Da poco tempo ho salutato la mia nonna, la rosa che in parte mi ha cresciuta.
E per la prima volta nella mia vita ho affrontato la morte da adulta accanto a dei bambini e mi è stato chiaro il senso del modo di dire “i bambini aiutano ad andare avanti, sono la vita che prosegue”. Anche se non si è trattato di un saluto improvviso, ma preparato da una malattia che da anni le aveva lasciato il corpo e rubato la testa togliendola a noi giorno dopo giorno, ogni distacco ti porta a fermarti, per poi andare avanti.
La vita e la morte si intrecciano continuamente, lo leggiamo nei libri, nella natura, in storie di vita che ogni giorno scorrono più o meno accanto a noi. E ritmi di nascita e morte si avvicinano, anche nelle ore di attesa che precedono “l’attimo in cui”, colme di un dolore indescrivibile, talvolta sordo, dal punto di vista fisico nel parto e dal punto di vista del cuore nella morte. Nella mia famiglia in particolar modo questo duemilasedici ha accolto Ginevra solo qualche mese fa e nel grande intreccio del cerchio della vita, viene spontaneo pensare che l’una abbia preso il posto dell’altra.
Le settimane prima, i giorni precedenti “il giorno” sono stati il tempo della cura in cerchio. Insieme alle donne della famiglia, ognuna con il proprio tempo e il proprio sentire, ci siamo alternate attorno ad un letto che ha raccolto storie del nostro femminile, e che ha portato alla luce racconti di figli antichi mai nati, di cui alcune di noi sapevano, altre no. Ci siamo abbracciate, salutate, consolate. Abbiamo riso pensando a quando bambine la nonna ci diceva “Non dite le parolacce che perdete metà della vostra femminilità”… e abbiamo pianto pensando a quando tutto questo “stare in cerchio” non ci sarebbe stato più.
Si sono intrecciati lacrime e sorrisi, ascolti e parole.
E finché ascoltavamo gli ultimi respiri della nonna, la piccolina di famiglia respirava tra una poppata e l’altra, come in un intreccio di respiri.
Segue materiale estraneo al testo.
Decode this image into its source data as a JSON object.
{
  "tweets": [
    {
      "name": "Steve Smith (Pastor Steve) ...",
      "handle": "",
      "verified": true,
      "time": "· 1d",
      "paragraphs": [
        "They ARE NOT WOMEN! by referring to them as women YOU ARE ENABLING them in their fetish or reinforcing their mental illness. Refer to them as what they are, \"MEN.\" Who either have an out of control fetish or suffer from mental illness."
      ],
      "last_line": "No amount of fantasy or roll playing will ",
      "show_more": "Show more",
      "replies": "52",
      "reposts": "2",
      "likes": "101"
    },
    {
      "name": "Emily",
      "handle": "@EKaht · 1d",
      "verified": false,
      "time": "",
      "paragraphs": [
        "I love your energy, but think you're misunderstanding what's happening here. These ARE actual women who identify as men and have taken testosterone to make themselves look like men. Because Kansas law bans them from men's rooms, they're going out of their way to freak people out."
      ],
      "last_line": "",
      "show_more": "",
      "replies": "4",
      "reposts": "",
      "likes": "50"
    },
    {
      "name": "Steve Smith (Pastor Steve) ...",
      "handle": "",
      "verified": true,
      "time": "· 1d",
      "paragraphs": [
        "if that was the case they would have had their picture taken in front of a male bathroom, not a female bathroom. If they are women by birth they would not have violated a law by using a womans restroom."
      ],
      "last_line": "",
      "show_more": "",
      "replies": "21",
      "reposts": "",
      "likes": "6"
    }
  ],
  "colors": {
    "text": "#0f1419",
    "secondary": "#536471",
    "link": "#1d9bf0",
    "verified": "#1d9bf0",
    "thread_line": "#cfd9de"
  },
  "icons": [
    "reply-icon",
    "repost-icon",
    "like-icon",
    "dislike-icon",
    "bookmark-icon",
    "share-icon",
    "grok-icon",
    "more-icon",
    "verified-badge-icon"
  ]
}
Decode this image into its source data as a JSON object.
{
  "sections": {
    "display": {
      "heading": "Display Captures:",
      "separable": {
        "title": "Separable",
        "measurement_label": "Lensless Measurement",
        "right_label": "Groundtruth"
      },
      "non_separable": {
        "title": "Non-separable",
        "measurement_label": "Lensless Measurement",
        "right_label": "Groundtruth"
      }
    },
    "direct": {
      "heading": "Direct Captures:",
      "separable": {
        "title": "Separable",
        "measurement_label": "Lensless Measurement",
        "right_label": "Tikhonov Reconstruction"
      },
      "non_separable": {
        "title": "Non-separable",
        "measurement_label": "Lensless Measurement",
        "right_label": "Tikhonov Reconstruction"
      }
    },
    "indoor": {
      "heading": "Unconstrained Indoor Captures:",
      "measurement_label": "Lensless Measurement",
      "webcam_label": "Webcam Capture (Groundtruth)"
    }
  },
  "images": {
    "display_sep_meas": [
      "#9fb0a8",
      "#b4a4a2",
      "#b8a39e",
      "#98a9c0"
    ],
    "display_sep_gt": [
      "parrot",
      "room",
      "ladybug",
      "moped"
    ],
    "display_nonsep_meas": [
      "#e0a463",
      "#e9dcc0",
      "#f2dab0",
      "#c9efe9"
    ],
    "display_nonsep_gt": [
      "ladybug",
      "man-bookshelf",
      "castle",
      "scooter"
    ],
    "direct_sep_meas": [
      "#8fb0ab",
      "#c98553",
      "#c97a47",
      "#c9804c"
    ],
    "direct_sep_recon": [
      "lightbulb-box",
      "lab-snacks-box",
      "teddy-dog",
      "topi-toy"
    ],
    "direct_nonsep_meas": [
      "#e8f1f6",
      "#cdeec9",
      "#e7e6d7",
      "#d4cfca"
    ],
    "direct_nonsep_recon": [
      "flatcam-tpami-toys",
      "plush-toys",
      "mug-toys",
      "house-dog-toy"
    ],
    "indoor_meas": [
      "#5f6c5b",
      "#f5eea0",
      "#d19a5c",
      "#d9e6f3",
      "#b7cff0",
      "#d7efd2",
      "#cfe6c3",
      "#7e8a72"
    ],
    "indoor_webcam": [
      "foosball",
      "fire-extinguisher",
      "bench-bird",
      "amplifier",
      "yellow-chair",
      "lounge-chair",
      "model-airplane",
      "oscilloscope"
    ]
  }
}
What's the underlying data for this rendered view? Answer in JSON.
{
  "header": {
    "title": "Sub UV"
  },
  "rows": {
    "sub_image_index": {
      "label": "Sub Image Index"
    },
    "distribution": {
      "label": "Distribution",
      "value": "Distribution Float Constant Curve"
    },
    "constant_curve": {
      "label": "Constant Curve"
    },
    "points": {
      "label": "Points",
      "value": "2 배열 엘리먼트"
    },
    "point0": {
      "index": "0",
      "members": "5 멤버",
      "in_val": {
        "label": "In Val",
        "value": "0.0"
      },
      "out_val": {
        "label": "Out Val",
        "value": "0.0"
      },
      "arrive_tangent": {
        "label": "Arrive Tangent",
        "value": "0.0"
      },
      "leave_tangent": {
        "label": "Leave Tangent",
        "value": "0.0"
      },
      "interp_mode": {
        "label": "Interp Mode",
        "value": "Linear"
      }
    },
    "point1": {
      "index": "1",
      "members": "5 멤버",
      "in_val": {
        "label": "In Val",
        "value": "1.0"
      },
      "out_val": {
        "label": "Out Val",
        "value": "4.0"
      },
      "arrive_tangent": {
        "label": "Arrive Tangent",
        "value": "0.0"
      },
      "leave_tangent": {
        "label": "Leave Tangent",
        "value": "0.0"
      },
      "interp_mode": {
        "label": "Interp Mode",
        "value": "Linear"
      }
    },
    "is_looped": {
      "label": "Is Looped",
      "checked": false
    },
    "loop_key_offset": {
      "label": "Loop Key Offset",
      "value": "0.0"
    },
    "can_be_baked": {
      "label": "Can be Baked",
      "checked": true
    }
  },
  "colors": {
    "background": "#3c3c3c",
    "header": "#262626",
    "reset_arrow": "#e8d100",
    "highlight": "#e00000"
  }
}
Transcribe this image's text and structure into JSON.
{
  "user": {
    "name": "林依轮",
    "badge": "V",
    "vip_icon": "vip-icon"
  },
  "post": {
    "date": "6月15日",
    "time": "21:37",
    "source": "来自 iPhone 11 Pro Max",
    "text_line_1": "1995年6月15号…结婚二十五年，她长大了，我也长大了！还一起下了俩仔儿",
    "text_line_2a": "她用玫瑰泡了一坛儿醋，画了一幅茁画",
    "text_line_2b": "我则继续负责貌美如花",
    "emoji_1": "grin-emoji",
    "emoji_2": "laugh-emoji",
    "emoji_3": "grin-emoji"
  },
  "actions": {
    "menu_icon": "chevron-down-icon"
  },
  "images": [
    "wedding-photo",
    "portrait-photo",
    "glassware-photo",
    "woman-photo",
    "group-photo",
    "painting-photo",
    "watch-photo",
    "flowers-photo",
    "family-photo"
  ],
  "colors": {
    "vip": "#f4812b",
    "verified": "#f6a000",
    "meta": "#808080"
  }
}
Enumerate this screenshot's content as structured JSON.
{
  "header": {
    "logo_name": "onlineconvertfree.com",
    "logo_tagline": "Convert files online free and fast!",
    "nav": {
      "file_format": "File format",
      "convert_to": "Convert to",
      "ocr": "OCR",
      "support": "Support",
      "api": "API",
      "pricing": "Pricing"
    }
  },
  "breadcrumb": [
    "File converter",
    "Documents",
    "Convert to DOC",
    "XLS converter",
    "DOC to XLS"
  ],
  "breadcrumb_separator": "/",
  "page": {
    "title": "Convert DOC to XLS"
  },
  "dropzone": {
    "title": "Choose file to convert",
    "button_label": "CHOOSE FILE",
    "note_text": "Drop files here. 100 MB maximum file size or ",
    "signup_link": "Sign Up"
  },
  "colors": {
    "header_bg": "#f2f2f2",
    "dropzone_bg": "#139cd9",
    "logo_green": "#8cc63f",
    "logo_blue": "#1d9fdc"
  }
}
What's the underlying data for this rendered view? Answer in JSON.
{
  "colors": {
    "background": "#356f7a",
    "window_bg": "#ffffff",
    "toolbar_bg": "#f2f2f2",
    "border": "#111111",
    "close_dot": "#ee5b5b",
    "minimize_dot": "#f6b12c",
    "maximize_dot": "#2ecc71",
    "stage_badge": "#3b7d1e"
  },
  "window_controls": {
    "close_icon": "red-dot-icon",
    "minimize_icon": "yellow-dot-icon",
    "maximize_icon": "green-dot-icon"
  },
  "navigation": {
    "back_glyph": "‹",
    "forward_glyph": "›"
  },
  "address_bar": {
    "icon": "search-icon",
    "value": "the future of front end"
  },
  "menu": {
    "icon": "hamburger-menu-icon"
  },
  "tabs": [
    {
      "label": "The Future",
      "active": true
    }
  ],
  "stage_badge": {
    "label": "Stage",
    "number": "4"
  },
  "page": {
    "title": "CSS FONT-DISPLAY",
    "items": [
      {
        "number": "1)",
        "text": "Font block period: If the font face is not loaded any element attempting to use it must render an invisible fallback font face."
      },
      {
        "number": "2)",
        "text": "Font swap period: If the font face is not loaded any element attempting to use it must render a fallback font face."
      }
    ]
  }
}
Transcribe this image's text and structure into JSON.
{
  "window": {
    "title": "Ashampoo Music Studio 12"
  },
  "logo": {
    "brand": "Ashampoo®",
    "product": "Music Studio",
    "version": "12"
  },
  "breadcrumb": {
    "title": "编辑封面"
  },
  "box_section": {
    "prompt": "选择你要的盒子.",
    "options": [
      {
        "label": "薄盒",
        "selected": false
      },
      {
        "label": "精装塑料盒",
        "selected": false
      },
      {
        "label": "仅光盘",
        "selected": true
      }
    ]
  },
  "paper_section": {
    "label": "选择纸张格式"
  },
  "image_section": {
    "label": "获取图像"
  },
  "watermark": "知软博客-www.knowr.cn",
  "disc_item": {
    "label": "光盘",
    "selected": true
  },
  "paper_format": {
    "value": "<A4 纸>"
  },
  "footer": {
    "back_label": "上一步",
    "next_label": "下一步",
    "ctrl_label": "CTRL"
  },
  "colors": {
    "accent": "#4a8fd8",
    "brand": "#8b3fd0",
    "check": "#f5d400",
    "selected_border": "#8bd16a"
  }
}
Donne grandi accarezzavano con una mano un corpo che pian piano si spegneva e con l’altra teste curiose, che di giorno in giorno crescono, in un intreccio di mani.
E c’è stato il tempo del lutto a casa, con i bambini.
I miei bambini stavano giocando quando sono rientrata e ho comunicato loro che la nonna era morta.
Giulio “Come?”. Momento di domande ampie… interpretabili in vario modo.
“Non respira più Giulio” rispondo.
“Neanche con la mascherina?” chiede Zeno.
“No Zeno, neppure con la mascherina”.
“Ah”. Attimo di silenzio “Posso continuare a fare il puzzle?”.
Certo Zeno…
Intreccia l’infinito con i contorni finiti di un puzzle di Spiderman.
Sofia invece vuole i dettagli, più dettagli possibili.
Come è successo? Chi c’era? E adesso cosa succede. E dove andrà, oltre a restare nel nostro cuore? Ma si incontra con suo marito, tuo nonno, mamma? Ma il funerale, come sarà? Chi si siederà davanti?”.
Spiego, al meglio che posso, intrecciando il cielo e la terra, l’anima e il corpo, sorrisi e occhi lucidi.
Al pomeriggio la andiamo a vedere.
“Ma è bellissima! Io non l’ho mai vista così bella mamma!”. Sofia esordisce così.
Lo so tesoro, i suoi lineamenti non erano più gli stessi e tu l’hai conosciuta già malata.
Poi oggi, e per sempre, ha il suo vestito più bello.
Diciamo una preghiera.
Ci raggiungono i nonni e lo zio, rientrato da Londra. Appena entrano Giulio li apostrofa con “Di’ Ave Maria”.
Poco dopo arriva una zia. Giulio le salta in braccio e invita anche lei “Zia, di’ Ave Maria”… Sorridiamo.
Nei giorni successivi gira per casa e ogni tanto intona l’Ave Maria, come un mantra… rielabora il lutto a modo suo, variando a volte le vocali come cantasse “stendipanni”… intreccio di sacro e profano.
Nei giorni del mio saluto, sono nati bambini e bambine, vicini a me, nel cerchio di Gaia. Ci sono stati momenti pieni di parole e comunicazioni, e altri di silenzio assoluto. Abbiamo ascoltato e accolto, e altrettanto lasciato andare. Ho guardato e chiuso gli occhi.
La vita e la morte si intrecciano, sempre.